Phyllis Hunt McGowan said...

I wholeheartedly agree with your last lines:
"maybe this is human evolution in action and i'm not only witnessing, but partaking of a cultural, social, evolutionary shift in the way humans interact and find their way to one another."
Things are constantly changing and we don't realise it, I think, until it becomes part of mainstream life. The blogging thing just crept up on a lot of people and suddenly it's part of our culture now. We can choose to learn from it and learn about it so that we can grasp it better. Narrowing the focus is important though, because it could otherwise be overwhelming.

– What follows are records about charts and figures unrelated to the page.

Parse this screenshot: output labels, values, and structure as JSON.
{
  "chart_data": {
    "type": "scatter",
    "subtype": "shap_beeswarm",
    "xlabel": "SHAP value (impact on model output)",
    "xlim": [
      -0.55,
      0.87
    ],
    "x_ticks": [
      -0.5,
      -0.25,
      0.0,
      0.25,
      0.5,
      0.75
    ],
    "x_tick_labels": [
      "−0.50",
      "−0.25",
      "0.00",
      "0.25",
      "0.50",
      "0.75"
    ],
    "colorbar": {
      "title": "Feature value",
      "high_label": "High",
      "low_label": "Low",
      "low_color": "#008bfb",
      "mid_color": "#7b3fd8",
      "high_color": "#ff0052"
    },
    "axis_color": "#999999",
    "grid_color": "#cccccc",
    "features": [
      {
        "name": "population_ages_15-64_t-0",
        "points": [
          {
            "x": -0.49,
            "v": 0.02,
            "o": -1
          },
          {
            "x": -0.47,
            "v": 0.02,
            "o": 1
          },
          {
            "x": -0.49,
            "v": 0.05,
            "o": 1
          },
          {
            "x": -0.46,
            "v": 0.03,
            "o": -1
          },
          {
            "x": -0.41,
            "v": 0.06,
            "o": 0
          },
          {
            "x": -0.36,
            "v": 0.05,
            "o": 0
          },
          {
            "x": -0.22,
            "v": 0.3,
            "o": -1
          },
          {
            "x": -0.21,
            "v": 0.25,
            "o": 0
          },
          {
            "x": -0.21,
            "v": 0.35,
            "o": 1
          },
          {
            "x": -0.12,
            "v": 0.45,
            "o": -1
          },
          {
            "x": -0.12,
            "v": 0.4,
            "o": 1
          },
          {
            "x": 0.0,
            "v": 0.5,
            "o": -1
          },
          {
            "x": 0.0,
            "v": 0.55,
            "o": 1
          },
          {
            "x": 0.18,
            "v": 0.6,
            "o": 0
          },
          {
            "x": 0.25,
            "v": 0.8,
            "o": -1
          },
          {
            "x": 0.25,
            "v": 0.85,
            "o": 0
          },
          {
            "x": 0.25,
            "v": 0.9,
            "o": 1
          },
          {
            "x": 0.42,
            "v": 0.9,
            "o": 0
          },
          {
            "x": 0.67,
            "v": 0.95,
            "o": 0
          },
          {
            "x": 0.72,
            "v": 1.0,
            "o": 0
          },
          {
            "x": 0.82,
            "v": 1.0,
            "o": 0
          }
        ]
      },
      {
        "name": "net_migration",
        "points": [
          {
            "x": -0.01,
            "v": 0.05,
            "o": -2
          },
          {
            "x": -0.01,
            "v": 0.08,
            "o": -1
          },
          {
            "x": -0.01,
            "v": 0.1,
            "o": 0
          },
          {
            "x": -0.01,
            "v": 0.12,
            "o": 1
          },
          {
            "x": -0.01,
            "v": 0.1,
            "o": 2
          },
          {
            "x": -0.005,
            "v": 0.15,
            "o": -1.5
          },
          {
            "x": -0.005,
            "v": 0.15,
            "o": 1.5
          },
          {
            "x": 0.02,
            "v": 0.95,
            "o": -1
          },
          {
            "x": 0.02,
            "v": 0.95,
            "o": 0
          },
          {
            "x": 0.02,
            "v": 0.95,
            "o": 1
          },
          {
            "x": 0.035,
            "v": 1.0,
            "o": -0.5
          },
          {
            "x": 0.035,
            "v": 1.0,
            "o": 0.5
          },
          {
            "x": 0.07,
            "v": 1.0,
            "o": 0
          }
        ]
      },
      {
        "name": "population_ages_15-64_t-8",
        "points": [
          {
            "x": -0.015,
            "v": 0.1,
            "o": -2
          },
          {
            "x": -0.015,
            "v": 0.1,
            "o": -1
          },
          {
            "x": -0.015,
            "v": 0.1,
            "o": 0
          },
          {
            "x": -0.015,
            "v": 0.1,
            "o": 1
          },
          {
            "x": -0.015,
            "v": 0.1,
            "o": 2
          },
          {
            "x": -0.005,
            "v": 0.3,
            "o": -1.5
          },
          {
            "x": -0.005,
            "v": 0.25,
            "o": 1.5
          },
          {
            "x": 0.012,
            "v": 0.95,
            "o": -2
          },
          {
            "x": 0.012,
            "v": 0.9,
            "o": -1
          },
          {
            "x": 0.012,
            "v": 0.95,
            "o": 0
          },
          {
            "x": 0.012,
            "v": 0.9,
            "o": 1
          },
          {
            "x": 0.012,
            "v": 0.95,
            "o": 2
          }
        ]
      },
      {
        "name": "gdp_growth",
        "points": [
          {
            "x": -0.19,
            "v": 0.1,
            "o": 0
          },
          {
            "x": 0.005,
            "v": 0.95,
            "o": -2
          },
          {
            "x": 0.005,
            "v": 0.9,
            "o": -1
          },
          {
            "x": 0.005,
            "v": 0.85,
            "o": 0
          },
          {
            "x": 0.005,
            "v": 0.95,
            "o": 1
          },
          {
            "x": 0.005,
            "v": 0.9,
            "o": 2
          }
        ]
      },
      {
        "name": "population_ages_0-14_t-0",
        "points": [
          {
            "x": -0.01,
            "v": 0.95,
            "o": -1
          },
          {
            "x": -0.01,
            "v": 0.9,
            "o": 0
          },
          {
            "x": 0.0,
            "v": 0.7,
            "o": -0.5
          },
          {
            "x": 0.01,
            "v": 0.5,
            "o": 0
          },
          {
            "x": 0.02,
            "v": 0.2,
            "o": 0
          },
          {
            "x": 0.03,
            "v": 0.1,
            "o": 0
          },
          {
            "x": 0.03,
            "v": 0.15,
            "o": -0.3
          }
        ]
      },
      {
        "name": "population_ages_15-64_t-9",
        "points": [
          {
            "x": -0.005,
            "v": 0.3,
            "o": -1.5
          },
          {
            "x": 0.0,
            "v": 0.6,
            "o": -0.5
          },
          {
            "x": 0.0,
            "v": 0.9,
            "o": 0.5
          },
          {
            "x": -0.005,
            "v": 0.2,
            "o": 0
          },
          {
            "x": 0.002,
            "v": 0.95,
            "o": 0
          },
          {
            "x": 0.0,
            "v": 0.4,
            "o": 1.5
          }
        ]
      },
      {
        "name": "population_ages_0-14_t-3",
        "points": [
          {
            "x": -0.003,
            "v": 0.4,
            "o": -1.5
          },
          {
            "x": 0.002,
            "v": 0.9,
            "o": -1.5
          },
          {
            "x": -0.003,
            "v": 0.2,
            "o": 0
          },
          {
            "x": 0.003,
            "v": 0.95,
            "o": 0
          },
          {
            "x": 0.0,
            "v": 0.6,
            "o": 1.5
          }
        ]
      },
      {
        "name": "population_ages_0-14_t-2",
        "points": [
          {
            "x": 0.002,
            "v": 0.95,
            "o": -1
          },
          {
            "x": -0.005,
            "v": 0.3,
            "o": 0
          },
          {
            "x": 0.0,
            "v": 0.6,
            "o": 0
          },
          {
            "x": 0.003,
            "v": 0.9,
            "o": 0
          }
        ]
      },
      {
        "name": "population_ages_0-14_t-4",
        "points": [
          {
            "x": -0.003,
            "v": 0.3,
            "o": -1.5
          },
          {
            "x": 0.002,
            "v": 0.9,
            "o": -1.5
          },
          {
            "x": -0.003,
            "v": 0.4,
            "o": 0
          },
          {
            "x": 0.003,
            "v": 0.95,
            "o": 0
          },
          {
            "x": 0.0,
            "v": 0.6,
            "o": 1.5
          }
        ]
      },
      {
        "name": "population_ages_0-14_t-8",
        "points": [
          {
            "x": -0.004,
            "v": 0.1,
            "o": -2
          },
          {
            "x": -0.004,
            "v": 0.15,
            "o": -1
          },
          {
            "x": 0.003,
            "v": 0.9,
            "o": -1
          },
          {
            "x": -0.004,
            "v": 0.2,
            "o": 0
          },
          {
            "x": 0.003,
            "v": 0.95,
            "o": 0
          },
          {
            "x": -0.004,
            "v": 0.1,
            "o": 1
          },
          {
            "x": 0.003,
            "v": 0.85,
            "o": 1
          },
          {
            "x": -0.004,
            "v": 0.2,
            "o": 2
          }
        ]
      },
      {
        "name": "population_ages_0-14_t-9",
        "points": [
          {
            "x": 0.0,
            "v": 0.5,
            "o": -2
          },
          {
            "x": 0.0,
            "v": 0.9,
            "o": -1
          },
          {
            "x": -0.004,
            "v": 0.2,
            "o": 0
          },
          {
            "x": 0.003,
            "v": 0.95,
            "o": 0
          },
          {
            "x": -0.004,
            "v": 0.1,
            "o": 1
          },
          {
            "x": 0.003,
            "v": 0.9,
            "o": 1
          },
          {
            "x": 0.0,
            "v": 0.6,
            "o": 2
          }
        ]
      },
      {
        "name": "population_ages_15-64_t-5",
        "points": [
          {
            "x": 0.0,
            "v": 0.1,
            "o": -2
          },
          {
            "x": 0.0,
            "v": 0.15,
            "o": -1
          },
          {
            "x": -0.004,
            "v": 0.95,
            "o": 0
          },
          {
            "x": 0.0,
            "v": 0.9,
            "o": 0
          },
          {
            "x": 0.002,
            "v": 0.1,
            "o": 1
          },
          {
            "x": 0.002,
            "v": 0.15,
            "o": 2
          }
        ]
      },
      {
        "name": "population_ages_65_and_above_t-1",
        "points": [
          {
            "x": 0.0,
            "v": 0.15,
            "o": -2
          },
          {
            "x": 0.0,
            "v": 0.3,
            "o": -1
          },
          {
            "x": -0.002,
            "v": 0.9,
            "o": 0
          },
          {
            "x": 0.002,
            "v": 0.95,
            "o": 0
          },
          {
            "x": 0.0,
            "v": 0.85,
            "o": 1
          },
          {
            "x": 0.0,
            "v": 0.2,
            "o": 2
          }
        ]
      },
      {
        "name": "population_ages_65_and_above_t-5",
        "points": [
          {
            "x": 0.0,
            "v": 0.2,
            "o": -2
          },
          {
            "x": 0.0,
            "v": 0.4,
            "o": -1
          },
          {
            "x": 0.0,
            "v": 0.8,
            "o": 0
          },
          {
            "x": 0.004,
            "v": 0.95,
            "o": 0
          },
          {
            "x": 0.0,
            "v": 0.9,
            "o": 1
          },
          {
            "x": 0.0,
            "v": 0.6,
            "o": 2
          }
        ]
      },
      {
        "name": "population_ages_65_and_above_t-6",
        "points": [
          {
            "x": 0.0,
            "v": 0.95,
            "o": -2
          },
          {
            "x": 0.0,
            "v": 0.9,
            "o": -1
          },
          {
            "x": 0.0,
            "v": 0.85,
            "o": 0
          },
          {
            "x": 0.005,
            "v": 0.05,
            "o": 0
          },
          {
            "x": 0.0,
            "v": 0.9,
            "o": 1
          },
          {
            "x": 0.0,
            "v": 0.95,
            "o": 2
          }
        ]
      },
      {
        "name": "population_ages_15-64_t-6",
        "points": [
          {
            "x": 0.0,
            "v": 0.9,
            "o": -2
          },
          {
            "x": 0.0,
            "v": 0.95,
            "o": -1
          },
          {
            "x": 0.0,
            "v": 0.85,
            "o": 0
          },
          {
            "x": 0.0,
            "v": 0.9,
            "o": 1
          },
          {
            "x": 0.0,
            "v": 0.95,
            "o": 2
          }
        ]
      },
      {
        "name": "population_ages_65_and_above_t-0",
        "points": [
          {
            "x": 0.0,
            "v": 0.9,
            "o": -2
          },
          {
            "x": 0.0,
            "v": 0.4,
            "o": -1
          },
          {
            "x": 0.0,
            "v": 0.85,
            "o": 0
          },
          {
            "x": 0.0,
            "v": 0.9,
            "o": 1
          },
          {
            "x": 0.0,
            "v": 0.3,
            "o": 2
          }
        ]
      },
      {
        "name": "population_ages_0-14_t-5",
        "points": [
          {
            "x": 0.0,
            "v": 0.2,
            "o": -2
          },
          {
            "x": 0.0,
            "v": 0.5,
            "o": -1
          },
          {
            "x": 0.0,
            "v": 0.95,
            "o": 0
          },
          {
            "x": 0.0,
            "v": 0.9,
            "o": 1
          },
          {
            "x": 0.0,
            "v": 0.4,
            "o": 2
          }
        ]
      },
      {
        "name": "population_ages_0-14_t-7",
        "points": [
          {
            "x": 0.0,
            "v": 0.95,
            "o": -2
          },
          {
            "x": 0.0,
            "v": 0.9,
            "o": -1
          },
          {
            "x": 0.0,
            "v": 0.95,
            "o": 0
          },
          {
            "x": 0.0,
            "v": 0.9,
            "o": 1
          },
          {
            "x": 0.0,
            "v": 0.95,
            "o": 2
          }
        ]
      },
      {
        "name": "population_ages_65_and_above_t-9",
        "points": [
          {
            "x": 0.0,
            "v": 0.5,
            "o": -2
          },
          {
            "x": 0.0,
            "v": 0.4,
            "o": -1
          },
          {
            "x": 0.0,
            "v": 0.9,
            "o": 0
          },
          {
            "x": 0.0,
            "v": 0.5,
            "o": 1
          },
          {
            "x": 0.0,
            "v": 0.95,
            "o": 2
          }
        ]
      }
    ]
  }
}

"can you do that by just writing and reading? or do you need to meet face-to-face?"- over time you do get a picture of somebody, and you pick up on pieces of information and put them together like a jigsaw puzzle, and it gives an idea of the person. On the opposite side of the coin, you can be face to face with somebody every day, and not know them so well. It depends whether they're better at talking or writing, and what sort of writing it is, and what they choose to divulge. People can be a closed book in person or in writing, and I think equally a friendship is viable in either situation.